32 All of these documents have been discovered, although some of them had been redacted for presently immaterial reasons. The applicant submits that the discovery is deficient because: first, no document setting forth the reasons for imposing the 1.5 per cent fee have been discovered; secondly, no documents have been produced about the decision to issue the approval on 15 August 2008; and, thirdly, no documents have been discovered about the decision to issue TAB with an approval on the same day.
33 There was, of course, no legal obligation on the first respondent to produce reasons for its decision. The applicant's complaint assumes that such reasons were produced. It is just as likely, so far as I can see, that they were not. It is true that paragraphs 101 and 107 of its defence have the first respondent positively asserting that the approvals were issued with a specified legitimate object. It follows, so Ms Morgan submitted for the applicant, that it must have had at least those reasons.
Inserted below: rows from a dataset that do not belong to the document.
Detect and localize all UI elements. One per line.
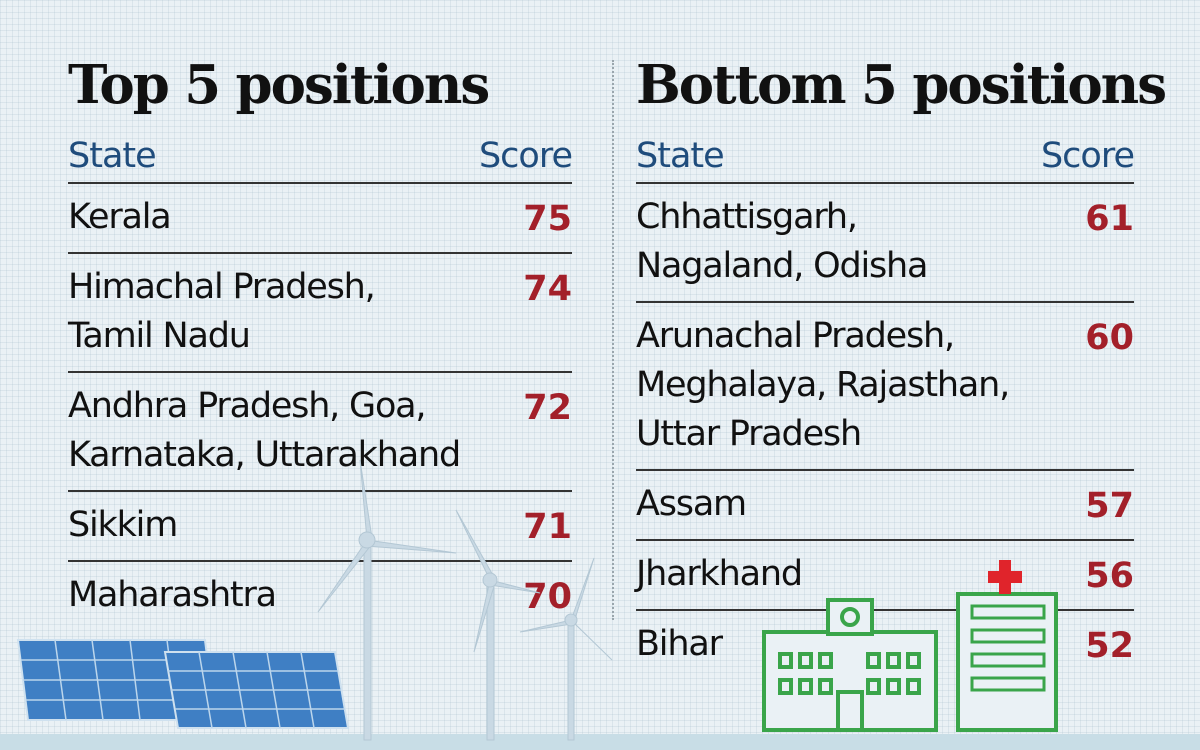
score-value: 75 [523,199,572,239]
score-value: 71 [523,507,572,547]
score-value: 56 [1085,556,1134,596]
state-name-line: Jharkhand [636,554,803,594]
bottom-score-header: Score [1040,136,1135,176]
state-name-line: Meghalaya, Rajasthan, [636,365,1010,405]
state-name-line: Maharashtra [68,575,277,615]
state-name-line: Bihar [636,624,723,664]
top-table-row: Himachal Pradesh, Tamil Nadu 74 [68,254,572,373]
score-value: 70 [523,577,572,617]
bottom-table-row: Assam 57 [636,471,1134,541]
bottom-state-header: State [636,136,725,176]
top-table-row: Kerala 75 [68,184,572,254]
ground-strip [0,734,1200,750]
state-name-line: Chhattisgarh, [636,197,858,237]
panel-divider [612,60,614,620]
bottom-table-row: Arunachal Pradesh, Meghalaya, Rajasthan, U… [636,303,1134,471]
top-table-row: Maharashtra 70 [68,562,572,630]
score-value: 72 [523,388,572,428]
state-name-line: Sikkim [68,505,178,545]
state-name-line: Andhra Pradesh, Goa, [68,386,427,426]
top-panel-title: Top 5 positions [68,54,490,116]
score-value: 60 [1085,318,1134,358]
top-table-header: State Score [68,136,573,184]
bottom-table-row: Chhattisgarh, Nagaland, Odisha 61 [636,184,1134,303]
state-name-line: Arunachal Pradesh, [636,316,955,356]
top-positions-panel: Top 5 positions State Score Kerala 75 Hima… [68,50,573,630]
state-name-line: Tamil Nadu [68,316,251,356]
top-state-header: State [68,136,157,176]
bottom-table-row: Jharkhand 56 [636,541,1134,611]
state-name-line: Kerala [68,197,172,237]
state-name-line: Karnataka, Uttarakhand [68,435,461,475]
top-score-header: Score [478,136,573,176]
bottom-positions-panel: Bottom 5 positions State Score Chhattisg… [636,50,1167,679]
state-name-line: Himachal Pradesh, [68,267,376,307]
solar-panel-icon [16,639,350,729]
top-table-row: Sikkim 71 [68,492,572,562]
top-table-row: Andhra Pradesh, Goa, Karnataka, Uttarakha… [68,373,572,492]
bottom-table-row: Bihar 52 [636,611,1134,679]
top-table-body: Kerala 75 Himachal Pradesh, Tamil Nadu 74 And… [68,184,572,630]
bottom-table-body: Chhattisgarh, Nagaland, Odisha 61 Arunachal… [636,184,1134,679]
score-value: 52 [1085,626,1134,666]
state-name-line: Nagaland, Odisha [636,246,928,286]
state-name-line: Assam [636,484,747,524]
score-value: 57 [1085,486,1134,526]
score-value: 74 [523,269,572,309]
state-name-line: Uttar Pradesh [636,414,862,454]
bottom-panel-title: Bottom 5 positions [636,54,1167,116]
bottom-table-header: State Score [636,136,1135,184]
score-value: 61 [1085,199,1134,239]
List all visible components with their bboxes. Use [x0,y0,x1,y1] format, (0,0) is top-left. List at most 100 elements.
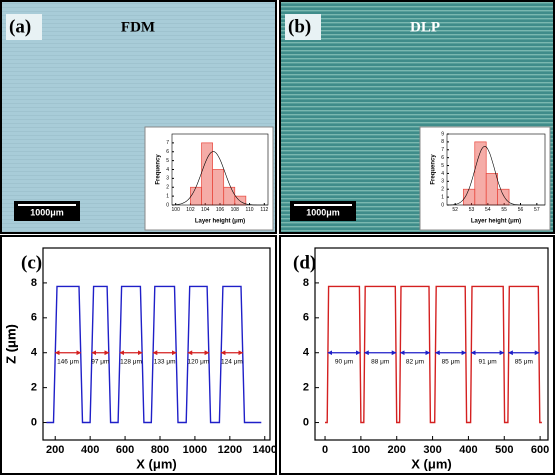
x-tick-label: 600 [531,444,549,456]
y-tick-label: 4 [31,347,38,359]
y-tick-label: 5 [441,163,444,169]
x-tick-label: 300 [423,444,441,456]
width-label: 91 μm [478,358,496,365]
y-tick-label: 8 [31,277,37,289]
y-tick-label: 0 [303,416,309,428]
y-tick-label: 7 [166,140,169,146]
y-tick-label: 0 [31,416,37,428]
label-box [6,14,42,40]
plot-frame [171,133,269,206]
y-tick-label: 1 [166,193,169,199]
y-axis-label: Frequency [431,154,437,185]
panel-frame [279,235,555,475]
bar [485,173,498,206]
y-tick-label: 2 [31,382,37,394]
x-tick-label: 200 [388,444,406,456]
x-tick-label: 55 [501,207,507,213]
bar [201,142,213,206]
x-tick-label: 56 [518,207,524,213]
width-label: 82 μm [406,358,424,365]
y-axis-label: Z (μm) [3,324,18,364]
x-tick-label: 106 [216,207,225,213]
x-tick-label: 52 [452,207,458,213]
label-box [285,14,321,40]
y-axis-label: Z (μm) [3,324,18,364]
x-axis-label: X (μm) [411,456,451,471]
y-tick-label: 8 [303,277,309,289]
x-tick-label: 1000 [183,444,207,456]
width-label: 133 μm [154,358,176,365]
y-tick-label: 4 [441,171,444,177]
x-tick-label: 102 [186,207,195,213]
x-tick-label: 800 [151,444,169,456]
y-tick-label: 2 [303,382,309,394]
y-tick-label: 0 [166,202,169,208]
x-tick-label: 112 [260,207,268,213]
x-tick-label: 200 [46,444,64,456]
y-tick-label: 6 [441,155,444,161]
panel-title: FDM [121,19,155,35]
width-label: 124 μm [221,358,243,365]
x-tick-label: 57 [534,207,540,213]
y-tick-label: 0 [441,202,444,208]
y-tick-label: 8 [441,139,444,145]
x-tick-label: 110 [246,207,254,213]
y-tick-label: 6 [303,312,309,324]
x-axis-label: Layer height (μm) [195,219,245,225]
panel-label: (b) [288,16,311,37]
width-label: 128 μm [120,358,142,365]
width-label: 88 μm [371,358,389,365]
scale-bar-label: 1000μm [30,207,64,217]
plot-frame [446,133,546,206]
y-tick-label: 3 [166,176,169,182]
panel-label: (c) [21,252,42,273]
y-tick-label: 2 [441,187,444,193]
x-tick-label: 0 [322,444,328,456]
x-tick-label: 500 [495,444,513,456]
profile-line [46,285,262,424]
y-axis-label: Frequency [156,154,162,185]
x-tick-label: 400 [81,444,99,456]
x-tick-label: 108 [231,207,240,213]
panel-label: (a) [9,16,31,37]
x-tick-label: 104 [201,207,210,213]
y-tick-label: 4 [303,347,310,359]
width-label: 85 μm [515,358,533,365]
width-label: 120 μm [188,358,210,365]
scale-bar-label: 1000μm [306,207,340,217]
profile-line [325,285,542,424]
width-label: 97 μm [91,358,109,365]
width-label: 85 μm [442,358,460,365]
x-tick-label: 100 [172,207,181,213]
width-label: 90 μm [335,358,353,365]
x-tick-label: 53 [469,207,475,213]
y-tick-label: 7 [441,147,444,153]
bar [212,169,225,206]
y-tick-label: 3 [441,179,444,185]
plot-frame [42,247,271,441]
x-tick-label: 100 [352,444,370,456]
y-tick-label: 5 [166,158,169,164]
inset-box [144,126,274,231]
x-axis-label: Layer height (μm) [471,219,521,225]
x-axis-label: X (μm) [136,456,176,471]
panel-label: (d) [293,252,316,273]
bar [497,188,510,206]
panel-title: DLP [410,19,440,35]
x-tick-label: 600 [116,444,134,456]
plot-frame [314,247,549,441]
y-tick-label: 1 [441,194,444,200]
width-label: 146 μm [57,358,79,365]
y-tick-label: 9 [441,131,444,137]
bar [190,186,202,206]
x-tick-label: 400 [459,444,477,456]
x-tick-label: 1200 [218,444,242,456]
x-tick-label: 1400 [253,444,277,456]
y-tick-label: 4 [166,167,169,173]
y-tick-label: 2 [166,185,169,191]
x-tick-label: 54 [485,207,491,213]
y-tick-label: 6 [31,312,37,324]
panel-frame [0,235,277,475]
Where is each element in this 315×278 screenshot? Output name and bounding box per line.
34 Another way of looking at it, however, I think, is that there is simply no documentary basis for those paragraphs. I do not think, in that circumstance, that there is any particular reason why I should infer that documents revealing the first respondent's reasons are being held back. Rather, I would infer that such documents simply do not exist. I would deal with the alleged undiscovered documents in the same way. Clearly, decisions were made to issue approvals to the applicant and the TAB on 15 August 2008.
35 The absence of discovered reasons leads only to the inference that no reasons were produced. That proposition may ultimately not be one which is unfavourable to the applicant.
Conclusion
36 In light of those remarks I order the first respondent to file and serve an affidavit, within seven days, deposing to the steps taken to discover the emails from or to Mr V'Landys in the period 1 July 2004 to 31 December 2007. I order the second respondent to file and serve an affidavit, within seven days, deposing to the steps taken to discover the emails from or to Mr Pool. The first respondent is to give discovery of section 3.3 of the board papers for 19 March 2007.
37 I dismiss the motion of 22 September 2009. Costs are to be costs in the cause.
I certify that the preceding thirty-seven (37) numbered paragraphs are a true copy of the Reasons for Judgment herein of the Honourable Justice Perram J.